Menurut Piaget, perkembangan moral terjadi dalam dua tahapan yang jelas. Tahapan pertama disebut Piaget “tahap realisme moral” atau “moralitas oleh pembatasan”. Tahap kedua disebutnya “tahap moralitas otonomi” atau “moralitas oleh kerja sama atau hubungan timbal balik”.
Dalam tahap pertama, perilaku anak ditentukan oleh ketaatan otomatis terhadap peraturan tanpa penalaran atau penilaian. Mereka menganggap orang tua dan semua orang dewasa yang berwenang sebagai maha kuasa dan mengikuti peraturan yang diberikan pada mereka tanpa mempertanyakan kebenarannya. Dalam tahap perkembangan moral ini, anak menilai tindakan sebagai “benar” dan “salah” atas dasar konsekuensinya dan bukan berdasarkan motivasi di belakangnya. Mereka sama sekali mengabaikan tujuan tindakan tersebut.

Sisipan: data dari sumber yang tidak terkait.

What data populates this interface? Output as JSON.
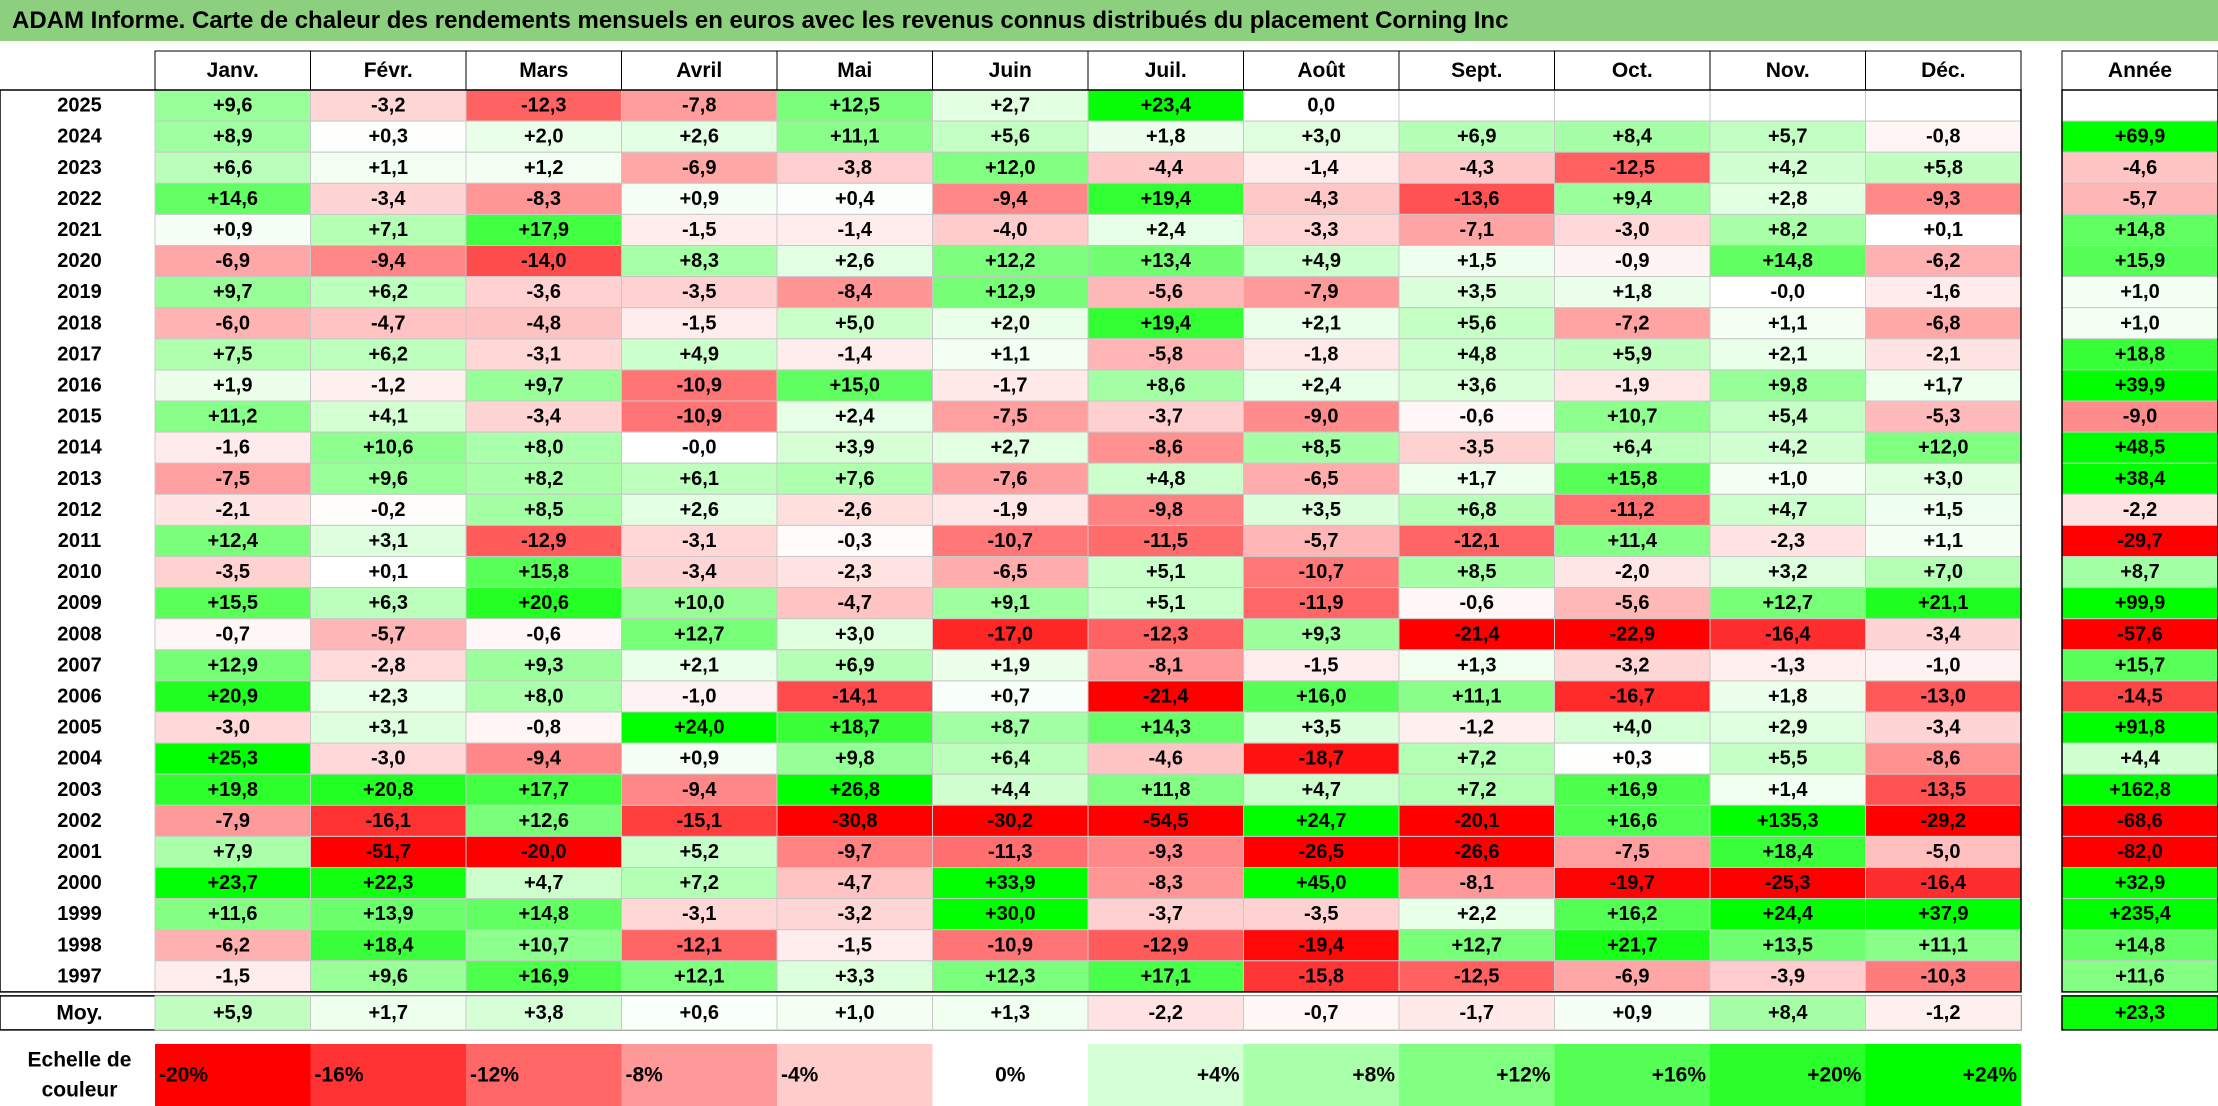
{
  "title": "ADAM Informe. Carte de chaleur des rendements mensuels en euros avec les revenus connus distribués du placement Corning Inc",
  "chart_data": {
    "type": "heatmap",
    "title": "ADAM Informe. Carte de chaleur des rendements mensuels en euros avec les revenus connus distribués du placement Corning Inc",
    "columns": [
      "Janv.",
      "Févr.",
      "Mars",
      "Avril",
      "Mai",
      "Juin",
      "Juil.",
      "Août",
      "Sept.",
      "Oct.",
      "Nov.",
      "Déc."
    ],
    "annual_header": "Année",
    "rows": [
      {
        "year": "2025",
        "values": [
          "+9,6",
          "-3,2",
          "-12,3",
          "-7,8",
          "+12,5",
          "+2,7",
          "+23,4",
          "0,0",
          "",
          "",
          "",
          ""
        ],
        "annual": ""
      },
      {
        "year": "2024",
        "values": [
          "+8,9",
          "+0,3",
          "+2,0",
          "+2,6",
          "+11,1",
          "+5,6",
          "+1,8",
          "+3,0",
          "+6,9",
          "+8,4",
          "+5,7",
          "-0,8"
        ],
        "annual": "+69,9"
      },
      {
        "year": "2023",
        "values": [
          "+6,6",
          "+1,1",
          "+1,2",
          "-6,9",
          "-3,8",
          "+12,0",
          "-4,4",
          "-1,4",
          "-4,3",
          "-12,5",
          "+4,2",
          "+5,8"
        ],
        "annual": "-4,6"
      },
      {
        "year": "2022",
        "values": [
          "+14,6",
          "-3,4",
          "-8,3",
          "+0,9",
          "+0,4",
          "-9,4",
          "+19,4",
          "-4,3",
          "-13,6",
          "+9,4",
          "+2,8",
          "-9,3"
        ],
        "annual": "-5,7"
      },
      {
        "year": "2021",
        "values": [
          "+0,9",
          "+7,1",
          "+17,9",
          "-1,5",
          "-1,4",
          "-4,0",
          "+2,4",
          "-3,3",
          "-7,1",
          "-3,0",
          "+8,2",
          "+0,1"
        ],
        "annual": "+14,8"
      },
      {
        "year": "2020",
        "values": [
          "-6,9",
          "-9,4",
          "-14,0",
          "+8,3",
          "+2,6",
          "+12,2",
          "+13,4",
          "+4,9",
          "+1,5",
          "-0,9",
          "+14,8",
          "-6,2"
        ],
        "annual": "+15,9"
      },
      {
        "year": "2019",
        "values": [
          "+9,7",
          "+6,2",
          "-3,6",
          "-3,5",
          "-8,4",
          "+12,9",
          "-5,6",
          "-7,9",
          "+3,5",
          "+1,8",
          "-0,0",
          "-1,6"
        ],
        "annual": "+1,0"
      },
      {
        "year": "2018",
        "values": [
          "-6,0",
          "-4,7",
          "-4,8",
          "-1,5",
          "+5,0",
          "+2,0",
          "+19,4",
          "+2,1",
          "+5,6",
          "-7,2",
          "+1,1",
          "-6,8"
        ],
        "annual": "+1,0"
      },
      {
        "year": "2017",
        "values": [
          "+7,5",
          "+6,2",
          "-3,1",
          "+4,9",
          "-1,4",
          "+1,1",
          "-5,8",
          "-1,8",
          "+4,8",
          "+5,9",
          "+2,1",
          "-2,1"
        ],
        "annual": "+18,8"
      },
      {
        "year": "2016",
        "values": [
          "+1,9",
          "-1,2",
          "+9,7",
          "-10,9",
          "+15,0",
          "-1,7",
          "+8,6",
          "+2,4",
          "+3,6",
          "-1,9",
          "+9,8",
          "+1,7"
        ],
        "annual": "+39,9"
      },
      {
        "year": "2015",
        "values": [
          "+11,2",
          "+4,1",
          "-3,4",
          "-10,9",
          "+2,4",
          "-7,5",
          "-3,7",
          "-9,0",
          "-0,6",
          "+10,7",
          "+5,4",
          "-5,3"
        ],
        "annual": "-9,0"
      },
      {
        "year": "2014",
        "values": [
          "-1,6",
          "+10,6",
          "+8,0",
          "-0,0",
          "+3,9",
          "+2,7",
          "-8,6",
          "+8,5",
          "-3,5",
          "+6,4",
          "+4,2",
          "+12,0"
        ],
        "annual": "+48,5"
      },
      {
        "year": "2013",
        "values": [
          "-7,5",
          "+9,6",
          "+8,2",
          "+6,1",
          "+7,6",
          "-7,6",
          "+4,8",
          "-6,5",
          "+1,7",
          "+15,8",
          "+1,0",
          "+3,0"
        ],
        "annual": "+38,4"
      },
      {
        "year": "2012",
        "values": [
          "-2,1",
          "-0,2",
          "+8,5",
          "+2,6",
          "-2,6",
          "-1,9",
          "-9,8",
          "+3,5",
          "+6,8",
          "-11,2",
          "+4,7",
          "+1,5"
        ],
        "annual": "-2,2"
      },
      {
        "year": "2011",
        "values": [
          "+12,4",
          "+3,1",
          "-12,9",
          "-3,1",
          "-0,3",
          "-10,7",
          "-11,5",
          "-5,7",
          "-12,1",
          "+11,4",
          "-2,3",
          "+1,1"
        ],
        "annual": "-29,7"
      },
      {
        "year": "2010",
        "values": [
          "-3,5",
          "+0,1",
          "+15,8",
          "-3,4",
          "-2,3",
          "-6,5",
          "+5,1",
          "-10,7",
          "+8,5",
          "-2,0",
          "+3,2",
          "+7,0"
        ],
        "annual": "+8,7"
      },
      {
        "year": "2009",
        "values": [
          "+15,5",
          "+6,3",
          "+20,6",
          "+10,0",
          "-4,7",
          "+9,1",
          "+5,1",
          "-11,9",
          "-0,6",
          "-5,6",
          "+12,7",
          "+21,1"
        ],
        "annual": "+99,9"
      },
      {
        "year": "2008",
        "values": [
          "-0,7",
          "-5,7",
          "-0,6",
          "+12,7",
          "+3,0",
          "-17,0",
          "-12,3",
          "+9,3",
          "-21,4",
          "-22,9",
          "-16,4",
          "-3,4"
        ],
        "annual": "-57,6"
      },
      {
        "year": "2007",
        "values": [
          "+12,9",
          "-2,8",
          "+9,3",
          "+2,1",
          "+6,9",
          "+1,9",
          "-8,1",
          "-1,5",
          "+1,3",
          "-3,2",
          "-1,3",
          "-1,0"
        ],
        "annual": "+15,7"
      },
      {
        "year": "2006",
        "values": [
          "+20,9",
          "+2,3",
          "+8,0",
          "-1,0",
          "-14,1",
          "+0,7",
          "-21,4",
          "+16,0",
          "+11,1",
          "-16,7",
          "+1,8",
          "-13,0"
        ],
        "annual": "-14,5"
      },
      {
        "year": "2005",
        "values": [
          "-3,0",
          "+3,1",
          "-0,8",
          "+24,0",
          "+18,7",
          "+8,7",
          "+14,3",
          "+3,5",
          "-1,2",
          "+4,0",
          "+2,9",
          "-3,4"
        ],
        "annual": "+91,8"
      },
      {
        "year": "2004",
        "values": [
          "+25,3",
          "-3,0",
          "-9,4",
          "+0,9",
          "+9,8",
          "+6,4",
          "-4,6",
          "-18,7",
          "+7,2",
          "+0,3",
          "+5,5",
          "-8,6"
        ],
        "annual": "+4,4"
      },
      {
        "year": "2003",
        "values": [
          "+19,8",
          "+20,8",
          "+17,7",
          "-9,4",
          "+26,8",
          "+4,4",
          "+11,8",
          "+4,7",
          "+7,2",
          "+16,9",
          "+1,4",
          "-13,5"
        ],
        "annual": "+162,8"
      },
      {
        "year": "2002",
        "values": [
          "-7,9",
          "-16,1",
          "+12,6",
          "-15,1",
          "-30,8",
          "-30,2",
          "-54,5",
          "+24,7",
          "-20,1",
          "+16,6",
          "+135,3",
          "-29,2"
        ],
        "annual": "-68,6"
      },
      {
        "year": "2001",
        "values": [
          "+7,9",
          "-51,7",
          "-20,0",
          "+5,2",
          "-9,7",
          "-11,3",
          "-9,3",
          "-26,5",
          "-26,6",
          "-7,5",
          "+18,4",
          "-5,0"
        ],
        "annual": "-82,0"
      },
      {
        "year": "2000",
        "values": [
          "+23,7",
          "+22,3",
          "+4,7",
          "+7,2",
          "-4,7",
          "+33,9",
          "-8,3",
          "+45,0",
          "-8,1",
          "-19,7",
          "-25,3",
          "-16,4"
        ],
        "annual": "+32,9"
      },
      {
        "year": "1999",
        "values": [
          "+11,6",
          "+13,9",
          "+14,8",
          "-3,1",
          "-3,2",
          "+30,0",
          "-3,7",
          "-3,5",
          "+2,2",
          "+16,2",
          "+24,4",
          "+37,9"
        ],
        "annual": "+235,4"
      },
      {
        "year": "1998",
        "values": [
          "-6,2",
          "+18,4",
          "+10,7",
          "-12,1",
          "-1,5",
          "-10,9",
          "-12,9",
          "-19,4",
          "+12,7",
          "+21,7",
          "+13,5",
          "+11,1"
        ],
        "annual": "+14,8"
      },
      {
        "year": "1997",
        "values": [
          "-1,5",
          "+9,6",
          "+16,9",
          "+12,1",
          "+3,3",
          "+12,3",
          "+17,1",
          "-15,8",
          "-12,5",
          "-6,9",
          "-3,9",
          "-10,3"
        ],
        "annual": "+11,6"
      }
    ],
    "average": {
      "label": "Moy.",
      "values": [
        "+5,9",
        "+1,7",
        "+3,8",
        "+0,6",
        "+1,0",
        "+1,3",
        "-2,2",
        "-0,7",
        "-1,7",
        "+0,9",
        "+8,4",
        "-1,2"
      ],
      "annual": "+23,3"
    },
    "scale": {
      "label_line1": "Echelle de",
      "label_line2": "couleur",
      "stops": [
        "-20%",
        "-16%",
        "-12%",
        "-8%",
        "-4%",
        "0%",
        "+4%",
        "+8%",
        "+12%",
        "+16%",
        "+20%",
        "+24%"
      ]
    },
    "colors": {
      "negative": "#ff0000",
      "neutral": "#ffffff",
      "positive": "#00ff00",
      "title_bar": "#8ccf7e"
    }
  }
}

Sebagai contoh: suatu tindakan dianggap “salah” karena mengakibatkan hukuman dari orang lain atau dari kekuatan alami atau adikodrati.

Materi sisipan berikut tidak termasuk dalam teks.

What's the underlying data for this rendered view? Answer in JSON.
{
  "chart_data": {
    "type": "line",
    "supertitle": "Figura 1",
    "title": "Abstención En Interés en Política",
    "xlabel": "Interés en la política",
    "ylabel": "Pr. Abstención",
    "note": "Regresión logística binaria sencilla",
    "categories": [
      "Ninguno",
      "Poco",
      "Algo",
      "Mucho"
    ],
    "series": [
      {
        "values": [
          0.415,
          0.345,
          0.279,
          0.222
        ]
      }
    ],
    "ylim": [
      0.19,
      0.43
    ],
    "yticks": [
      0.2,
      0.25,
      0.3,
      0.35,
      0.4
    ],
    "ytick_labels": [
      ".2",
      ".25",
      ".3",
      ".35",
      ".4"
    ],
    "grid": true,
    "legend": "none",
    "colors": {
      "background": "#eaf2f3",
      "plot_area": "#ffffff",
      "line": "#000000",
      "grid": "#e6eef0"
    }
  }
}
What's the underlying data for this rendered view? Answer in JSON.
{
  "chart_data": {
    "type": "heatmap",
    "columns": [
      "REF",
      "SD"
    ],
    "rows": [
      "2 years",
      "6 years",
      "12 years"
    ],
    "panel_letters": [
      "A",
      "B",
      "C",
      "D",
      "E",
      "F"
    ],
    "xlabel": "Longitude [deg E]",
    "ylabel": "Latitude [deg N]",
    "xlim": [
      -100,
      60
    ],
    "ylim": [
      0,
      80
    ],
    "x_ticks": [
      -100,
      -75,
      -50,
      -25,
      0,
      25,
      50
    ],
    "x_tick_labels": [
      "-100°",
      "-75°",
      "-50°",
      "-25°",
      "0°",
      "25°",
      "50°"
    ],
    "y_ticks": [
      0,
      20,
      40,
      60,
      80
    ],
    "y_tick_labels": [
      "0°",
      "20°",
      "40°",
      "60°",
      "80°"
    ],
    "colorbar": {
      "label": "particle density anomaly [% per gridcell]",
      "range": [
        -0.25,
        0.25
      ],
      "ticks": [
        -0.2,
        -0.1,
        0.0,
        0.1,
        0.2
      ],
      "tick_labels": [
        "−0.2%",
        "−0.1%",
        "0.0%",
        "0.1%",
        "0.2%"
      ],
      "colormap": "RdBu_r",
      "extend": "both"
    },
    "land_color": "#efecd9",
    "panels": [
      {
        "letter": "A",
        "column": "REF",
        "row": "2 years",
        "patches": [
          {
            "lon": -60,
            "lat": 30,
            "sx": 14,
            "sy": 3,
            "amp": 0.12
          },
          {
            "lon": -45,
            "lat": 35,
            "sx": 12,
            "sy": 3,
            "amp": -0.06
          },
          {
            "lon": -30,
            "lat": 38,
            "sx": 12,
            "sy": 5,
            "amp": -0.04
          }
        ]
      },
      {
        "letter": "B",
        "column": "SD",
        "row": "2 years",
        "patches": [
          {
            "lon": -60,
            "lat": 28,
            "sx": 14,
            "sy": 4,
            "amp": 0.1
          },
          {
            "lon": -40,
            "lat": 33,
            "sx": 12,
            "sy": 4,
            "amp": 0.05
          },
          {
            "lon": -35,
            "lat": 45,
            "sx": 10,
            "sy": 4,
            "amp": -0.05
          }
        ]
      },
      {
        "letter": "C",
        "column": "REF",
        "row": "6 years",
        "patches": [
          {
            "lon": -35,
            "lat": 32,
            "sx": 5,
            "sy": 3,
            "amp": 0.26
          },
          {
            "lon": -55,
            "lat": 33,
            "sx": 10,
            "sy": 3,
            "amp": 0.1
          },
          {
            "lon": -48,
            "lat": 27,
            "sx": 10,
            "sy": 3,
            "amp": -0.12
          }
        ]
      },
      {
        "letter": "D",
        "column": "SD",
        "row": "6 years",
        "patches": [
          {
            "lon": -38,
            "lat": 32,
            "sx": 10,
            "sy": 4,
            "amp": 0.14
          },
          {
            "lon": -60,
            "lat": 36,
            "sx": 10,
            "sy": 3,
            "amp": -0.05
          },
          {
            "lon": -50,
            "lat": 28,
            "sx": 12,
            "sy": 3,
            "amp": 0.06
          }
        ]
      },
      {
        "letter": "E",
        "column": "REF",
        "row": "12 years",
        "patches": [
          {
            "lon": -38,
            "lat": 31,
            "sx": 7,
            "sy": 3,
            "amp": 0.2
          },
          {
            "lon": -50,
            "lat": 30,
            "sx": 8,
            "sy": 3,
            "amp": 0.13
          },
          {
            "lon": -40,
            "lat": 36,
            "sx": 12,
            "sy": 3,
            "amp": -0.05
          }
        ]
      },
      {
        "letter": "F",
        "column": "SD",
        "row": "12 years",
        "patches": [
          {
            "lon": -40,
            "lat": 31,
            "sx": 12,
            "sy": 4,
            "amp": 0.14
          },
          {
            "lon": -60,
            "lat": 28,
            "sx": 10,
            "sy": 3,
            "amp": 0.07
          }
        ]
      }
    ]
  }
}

Dalam tahapan kedua perkembangan moral, anak menilai perilaku atas dasar tujuan yang mendasarinya. Tahap ini biasanya dimulai antara usia 7 atau 8 dan berlanjut hingga usia 12 dan lebih. Antara usia 5 dan 7 atau 8 tahun, konsep anak tentang keadilan mulai berubah. Gagasan yang kaku dan tidak luwes mengenai benar dan salah, yang dipelajari dari orang tua, secara bertahap dimodifikasi. Akibatnya, anak mulai mempertimbangkan keadaan tertentu yang berkaitan dengan suatu pelanggaran moral. Misalnya bagi anak usia 5 tahun berbohong selalu “buruk”, tapi anak yang lebih besar menyadari bahwa berbohong dibenarkan dalam situasi tertentu dan karenanya tidak selalu “buruk”.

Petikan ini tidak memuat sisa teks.